State Key Laboratory of Resources and Environment Information System, Institute of Geographic Sciences and Natural Resources Research, Chinese Academy of Sciences, Beijing, 100101, China; University of Chinese Academy of Sciences, Beijing, 100049, China.
University of Chinese Academy of Sciences, Beijing, 100049, China; Key Laboratory of Land Surface Pattern and Simulation, Institute of Geographic Sciences and Natural Resources Research, Chinese Academy of Sciences, Beijing, 100101, China.
J Environ Manage. 2021 Dec 15;300:113757. doi: 10.1016/j.jenvman.2021.113757. Epub 2021 Sep 16.
As a prominent part of global and regional terrestrial carbon (C) pools, increases in forest biomass C sinks can be attributed to either forest areal expansion (FAE) or increased biomass C density (IBCD). Accurate estimates of the relative contributions of FAE and IBCD to forest C sequestration can improve our understanding of forest C cycling processes and will help to formulate rational afforestation policies to cope with global warming. In this study, the Continuous Biomass Expansion Factor (CBEF) model and Forest Identity concept were used to map the spatiotemporal variation of the relative contribution of FAE and IBCD to the C sequestration of forest (natural and planted forests) in China and seven regions during the past 40 years. Our results suggest that: (1) total forest biomass C density and stocks of forest increased from 35.41 Mg C ha and 4128.50 Tg C to 43.95 Mg C ha and 7906.23 Tg C in China from 1977 to 2018, respectively; (2) for all forests, the IBCD has been a smaller contributor to C sinks than FAE in China from 1977 to 2018 (33.27 vs. 66.73%); (3) the contribution of FAE to C sinks is greater than that of IBCD in planted forests (63.99 vs. 36.01%), while in natural forests, IBCD has a larger contribution than FAE (57.82 vs. 42.18%) from 1977 to 2018 and the relative contribution of FAE has exceeded IBCD in the last decade; and (4) these patterns varied at the regional level such that the relative contribution of FAE increased for planted forests in most regions but for natural forests, IBCD gradually reached saturation and C stocks declined in northern regions in the last decade. The results from this study suggest that total biomass C sinks will keep increasing because of the increased forest area contributed by afforestation and the relatively young trees in planted forests. This study facilitates a more comprehensive assessment of forest C budgets and improves our understanding of ecological mechanisms of forest biomass carbon stock and dynamics.
作为全球和区域陆地碳(C)库的重要组成部分,森林生物量 C 汇的增加可以归因于森林面积的扩大(FAE)或生物量 C 密度的增加(IBCD)。
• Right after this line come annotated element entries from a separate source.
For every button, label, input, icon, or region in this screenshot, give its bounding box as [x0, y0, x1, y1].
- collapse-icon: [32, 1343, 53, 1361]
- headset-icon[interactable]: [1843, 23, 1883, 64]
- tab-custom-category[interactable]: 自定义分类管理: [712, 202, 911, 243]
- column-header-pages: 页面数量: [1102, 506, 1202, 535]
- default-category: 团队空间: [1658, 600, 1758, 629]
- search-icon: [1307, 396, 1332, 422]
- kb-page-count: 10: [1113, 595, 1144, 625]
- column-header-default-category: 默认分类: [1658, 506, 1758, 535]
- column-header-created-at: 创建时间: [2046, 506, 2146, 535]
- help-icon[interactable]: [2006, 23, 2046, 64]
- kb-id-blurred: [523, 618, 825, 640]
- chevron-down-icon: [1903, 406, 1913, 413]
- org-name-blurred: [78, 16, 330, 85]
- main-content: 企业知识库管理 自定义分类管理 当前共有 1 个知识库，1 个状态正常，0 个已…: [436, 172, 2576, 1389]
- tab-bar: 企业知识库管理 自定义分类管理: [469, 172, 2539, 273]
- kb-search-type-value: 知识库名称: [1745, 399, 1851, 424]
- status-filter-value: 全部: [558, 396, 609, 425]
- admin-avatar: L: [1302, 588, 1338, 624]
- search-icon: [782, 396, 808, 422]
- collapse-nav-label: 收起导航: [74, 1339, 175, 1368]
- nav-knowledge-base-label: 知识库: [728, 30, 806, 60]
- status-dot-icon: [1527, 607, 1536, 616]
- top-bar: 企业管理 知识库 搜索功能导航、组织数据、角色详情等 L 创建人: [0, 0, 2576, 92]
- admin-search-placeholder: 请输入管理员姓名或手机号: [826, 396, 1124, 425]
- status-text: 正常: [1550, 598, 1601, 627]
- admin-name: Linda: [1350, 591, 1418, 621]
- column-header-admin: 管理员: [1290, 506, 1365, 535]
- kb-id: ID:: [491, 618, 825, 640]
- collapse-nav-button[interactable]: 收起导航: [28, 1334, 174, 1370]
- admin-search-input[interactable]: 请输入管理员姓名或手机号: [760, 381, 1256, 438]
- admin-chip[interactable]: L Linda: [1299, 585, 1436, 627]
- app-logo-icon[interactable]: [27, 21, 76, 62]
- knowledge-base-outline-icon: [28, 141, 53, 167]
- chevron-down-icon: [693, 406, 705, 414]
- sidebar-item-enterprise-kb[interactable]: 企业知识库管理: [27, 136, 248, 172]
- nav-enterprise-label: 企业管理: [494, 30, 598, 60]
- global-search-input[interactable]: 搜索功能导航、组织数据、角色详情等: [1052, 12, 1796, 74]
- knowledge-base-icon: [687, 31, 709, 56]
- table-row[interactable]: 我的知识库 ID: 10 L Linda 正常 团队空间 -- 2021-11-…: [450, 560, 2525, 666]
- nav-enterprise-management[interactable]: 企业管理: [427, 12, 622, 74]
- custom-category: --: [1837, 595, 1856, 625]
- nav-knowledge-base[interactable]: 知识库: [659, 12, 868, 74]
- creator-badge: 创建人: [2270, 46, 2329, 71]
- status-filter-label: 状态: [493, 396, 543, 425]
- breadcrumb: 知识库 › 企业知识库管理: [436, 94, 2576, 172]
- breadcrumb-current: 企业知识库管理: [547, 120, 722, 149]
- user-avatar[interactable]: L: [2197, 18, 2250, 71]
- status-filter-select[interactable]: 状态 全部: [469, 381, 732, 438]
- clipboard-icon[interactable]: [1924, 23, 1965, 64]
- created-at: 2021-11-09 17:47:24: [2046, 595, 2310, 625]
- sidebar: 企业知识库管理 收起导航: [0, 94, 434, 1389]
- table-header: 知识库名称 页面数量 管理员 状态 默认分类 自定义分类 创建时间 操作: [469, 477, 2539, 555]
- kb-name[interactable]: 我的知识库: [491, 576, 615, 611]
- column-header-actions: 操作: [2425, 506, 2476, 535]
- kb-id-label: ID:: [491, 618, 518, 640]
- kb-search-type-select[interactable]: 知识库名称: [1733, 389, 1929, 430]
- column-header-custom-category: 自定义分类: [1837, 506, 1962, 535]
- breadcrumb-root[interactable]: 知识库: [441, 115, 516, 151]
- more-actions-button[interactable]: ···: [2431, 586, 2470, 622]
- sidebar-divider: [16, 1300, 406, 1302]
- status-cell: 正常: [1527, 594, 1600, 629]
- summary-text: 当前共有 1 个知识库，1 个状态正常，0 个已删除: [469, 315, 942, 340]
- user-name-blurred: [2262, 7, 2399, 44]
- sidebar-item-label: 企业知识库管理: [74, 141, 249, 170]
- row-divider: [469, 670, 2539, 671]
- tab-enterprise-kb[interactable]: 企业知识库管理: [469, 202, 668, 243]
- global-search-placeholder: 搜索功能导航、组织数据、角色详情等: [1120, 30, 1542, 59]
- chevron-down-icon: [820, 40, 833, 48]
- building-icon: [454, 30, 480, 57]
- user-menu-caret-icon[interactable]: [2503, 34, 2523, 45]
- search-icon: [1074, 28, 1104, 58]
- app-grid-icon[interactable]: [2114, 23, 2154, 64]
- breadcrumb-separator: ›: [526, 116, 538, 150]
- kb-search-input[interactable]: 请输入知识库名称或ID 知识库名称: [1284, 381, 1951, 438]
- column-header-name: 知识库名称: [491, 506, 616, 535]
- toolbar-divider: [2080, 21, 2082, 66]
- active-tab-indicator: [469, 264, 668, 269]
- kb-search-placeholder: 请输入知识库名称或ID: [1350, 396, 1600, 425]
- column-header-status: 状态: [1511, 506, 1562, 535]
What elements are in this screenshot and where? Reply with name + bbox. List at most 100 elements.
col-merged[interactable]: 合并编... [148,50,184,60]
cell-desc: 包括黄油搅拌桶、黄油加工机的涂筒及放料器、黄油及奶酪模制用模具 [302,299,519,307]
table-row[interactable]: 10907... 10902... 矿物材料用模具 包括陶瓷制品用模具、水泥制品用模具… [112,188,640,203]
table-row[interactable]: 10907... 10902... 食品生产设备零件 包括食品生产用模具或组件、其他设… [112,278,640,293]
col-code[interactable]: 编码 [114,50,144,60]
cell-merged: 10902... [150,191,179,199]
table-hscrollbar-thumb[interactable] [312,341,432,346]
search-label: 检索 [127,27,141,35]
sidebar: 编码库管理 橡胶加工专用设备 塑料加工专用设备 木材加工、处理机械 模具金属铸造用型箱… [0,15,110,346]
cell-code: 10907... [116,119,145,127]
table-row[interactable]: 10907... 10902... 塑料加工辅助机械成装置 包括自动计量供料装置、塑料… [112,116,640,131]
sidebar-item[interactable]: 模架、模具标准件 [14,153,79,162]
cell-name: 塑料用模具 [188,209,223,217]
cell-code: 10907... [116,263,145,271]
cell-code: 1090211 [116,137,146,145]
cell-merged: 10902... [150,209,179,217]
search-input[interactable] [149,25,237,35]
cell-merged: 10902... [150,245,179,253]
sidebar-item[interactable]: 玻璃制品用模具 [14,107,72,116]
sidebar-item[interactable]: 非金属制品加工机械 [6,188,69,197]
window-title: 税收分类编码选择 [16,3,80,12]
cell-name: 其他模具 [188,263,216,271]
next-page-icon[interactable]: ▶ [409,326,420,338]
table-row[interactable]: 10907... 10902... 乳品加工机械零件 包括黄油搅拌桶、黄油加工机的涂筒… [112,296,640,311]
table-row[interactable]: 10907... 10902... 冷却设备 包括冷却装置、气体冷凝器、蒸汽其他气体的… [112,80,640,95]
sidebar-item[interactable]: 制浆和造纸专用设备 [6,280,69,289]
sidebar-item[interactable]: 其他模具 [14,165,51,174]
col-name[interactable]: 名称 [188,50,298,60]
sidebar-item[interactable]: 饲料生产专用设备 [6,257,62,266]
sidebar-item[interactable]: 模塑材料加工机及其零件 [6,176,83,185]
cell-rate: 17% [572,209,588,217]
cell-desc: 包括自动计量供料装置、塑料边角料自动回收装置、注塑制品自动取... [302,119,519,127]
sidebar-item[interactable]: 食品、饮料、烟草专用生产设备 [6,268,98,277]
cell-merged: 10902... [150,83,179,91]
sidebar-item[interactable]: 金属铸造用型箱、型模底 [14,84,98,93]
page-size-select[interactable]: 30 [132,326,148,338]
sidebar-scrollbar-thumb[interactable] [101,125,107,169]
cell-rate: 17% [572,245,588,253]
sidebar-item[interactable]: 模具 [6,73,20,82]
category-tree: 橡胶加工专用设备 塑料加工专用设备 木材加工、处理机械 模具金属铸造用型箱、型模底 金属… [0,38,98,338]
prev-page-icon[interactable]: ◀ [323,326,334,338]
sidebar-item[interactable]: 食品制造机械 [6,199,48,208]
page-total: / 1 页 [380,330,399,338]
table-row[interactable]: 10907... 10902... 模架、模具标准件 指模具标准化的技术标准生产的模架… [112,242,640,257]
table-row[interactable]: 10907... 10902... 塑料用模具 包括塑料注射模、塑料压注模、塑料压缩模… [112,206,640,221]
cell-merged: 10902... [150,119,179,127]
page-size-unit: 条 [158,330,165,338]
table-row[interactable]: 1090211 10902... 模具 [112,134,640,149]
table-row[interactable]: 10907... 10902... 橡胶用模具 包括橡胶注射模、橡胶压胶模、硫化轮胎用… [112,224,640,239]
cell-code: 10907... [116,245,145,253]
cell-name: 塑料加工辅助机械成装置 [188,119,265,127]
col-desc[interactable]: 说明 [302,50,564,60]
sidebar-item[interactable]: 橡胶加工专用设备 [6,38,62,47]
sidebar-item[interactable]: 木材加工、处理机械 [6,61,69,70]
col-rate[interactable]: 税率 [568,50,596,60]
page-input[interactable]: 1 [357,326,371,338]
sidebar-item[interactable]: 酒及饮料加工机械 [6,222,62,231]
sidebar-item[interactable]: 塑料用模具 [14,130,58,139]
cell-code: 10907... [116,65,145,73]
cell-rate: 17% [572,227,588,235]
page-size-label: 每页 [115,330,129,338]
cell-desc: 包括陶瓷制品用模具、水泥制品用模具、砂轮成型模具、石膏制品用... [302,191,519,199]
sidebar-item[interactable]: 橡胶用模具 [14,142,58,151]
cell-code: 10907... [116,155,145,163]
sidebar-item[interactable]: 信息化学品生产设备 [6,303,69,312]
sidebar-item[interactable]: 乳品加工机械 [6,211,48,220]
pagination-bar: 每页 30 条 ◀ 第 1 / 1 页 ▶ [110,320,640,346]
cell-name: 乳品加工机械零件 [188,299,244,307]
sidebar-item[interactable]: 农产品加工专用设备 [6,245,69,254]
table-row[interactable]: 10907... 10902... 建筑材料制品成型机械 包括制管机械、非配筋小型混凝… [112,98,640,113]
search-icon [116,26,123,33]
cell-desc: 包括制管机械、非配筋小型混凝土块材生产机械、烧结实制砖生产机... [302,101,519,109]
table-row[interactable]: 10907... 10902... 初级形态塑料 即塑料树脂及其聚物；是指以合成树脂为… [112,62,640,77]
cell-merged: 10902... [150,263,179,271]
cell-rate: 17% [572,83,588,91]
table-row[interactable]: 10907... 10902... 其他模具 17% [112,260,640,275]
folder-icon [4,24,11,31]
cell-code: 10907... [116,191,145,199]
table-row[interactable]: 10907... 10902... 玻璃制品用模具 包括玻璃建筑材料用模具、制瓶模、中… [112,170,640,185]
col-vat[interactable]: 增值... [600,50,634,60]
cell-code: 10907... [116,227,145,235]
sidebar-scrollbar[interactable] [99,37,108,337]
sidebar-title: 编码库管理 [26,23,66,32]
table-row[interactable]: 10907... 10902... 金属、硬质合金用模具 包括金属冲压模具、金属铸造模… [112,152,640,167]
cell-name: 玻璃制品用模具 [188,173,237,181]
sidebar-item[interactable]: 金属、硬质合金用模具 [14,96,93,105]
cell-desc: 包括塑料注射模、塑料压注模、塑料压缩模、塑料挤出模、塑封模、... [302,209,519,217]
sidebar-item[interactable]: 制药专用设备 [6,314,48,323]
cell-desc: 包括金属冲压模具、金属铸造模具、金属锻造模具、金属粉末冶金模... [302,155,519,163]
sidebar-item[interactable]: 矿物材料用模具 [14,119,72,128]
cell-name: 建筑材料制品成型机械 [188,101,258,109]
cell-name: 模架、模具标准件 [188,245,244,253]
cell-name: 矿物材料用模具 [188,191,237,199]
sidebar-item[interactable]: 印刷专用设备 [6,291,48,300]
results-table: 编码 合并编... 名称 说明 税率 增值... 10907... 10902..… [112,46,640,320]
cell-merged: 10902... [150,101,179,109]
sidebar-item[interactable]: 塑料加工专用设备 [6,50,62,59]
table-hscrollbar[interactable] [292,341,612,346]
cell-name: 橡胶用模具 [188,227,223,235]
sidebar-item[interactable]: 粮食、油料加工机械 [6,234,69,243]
准确估计 FAE 和 IBCD 对森林 C 封存的相对贡献可以提高我们对森林 C 循环过程的理解,并有助于制定合理的造林政策以应对全球变暖。在这项研究中,连续生物量扩展因子(CBEF)模型和森林身份概念被用于绘制过去 40 年来中国和七个地区森林(天然林和人工林)FAE 和 IBCD 对 C 封存相对贡献的时空变化。我们的结果表明:(1)从 1977 年到 2018 年,中国森林总生物量 C 密度和森林存量分别从 35.41 Mg C ha 和 4128.50Tg C 增加到 43.95 Mg C ha 和 7906.23Tg C;(2)在所有森林中,1977 年至 2018 年,IBCD 对中国森林 C 汇的贡献一直小于 FAE(33.27%比 66.73%);(3)在人工林中,FAE 对 C 汇的贡献大于 IBCD(63.99%比 36.01%),而在天然林中,1977 年至 2018 年,IBCD 对 C 汇的贡献大于 FAE(57.82%比 42.18%),且在过去十年中,FAE 的相对贡献超过了 IBCD;(4)这些模式在区域水平上有所不同,例如,在大多数地区,人工林的 FAE 相对贡献增加,而在过去十年中,北方地区的天然林 IBCD 逐渐达到饱和,森林 C 储量下降。本研究的结果表明,由于造林增加的森林面积和人工林中相对较年轻的树木,总生物量 C 汇将继续增加。本研究有助于更全面地评估森林 C 预算,并提高我们对森林生物量碳储量和动态的生态机制的理解。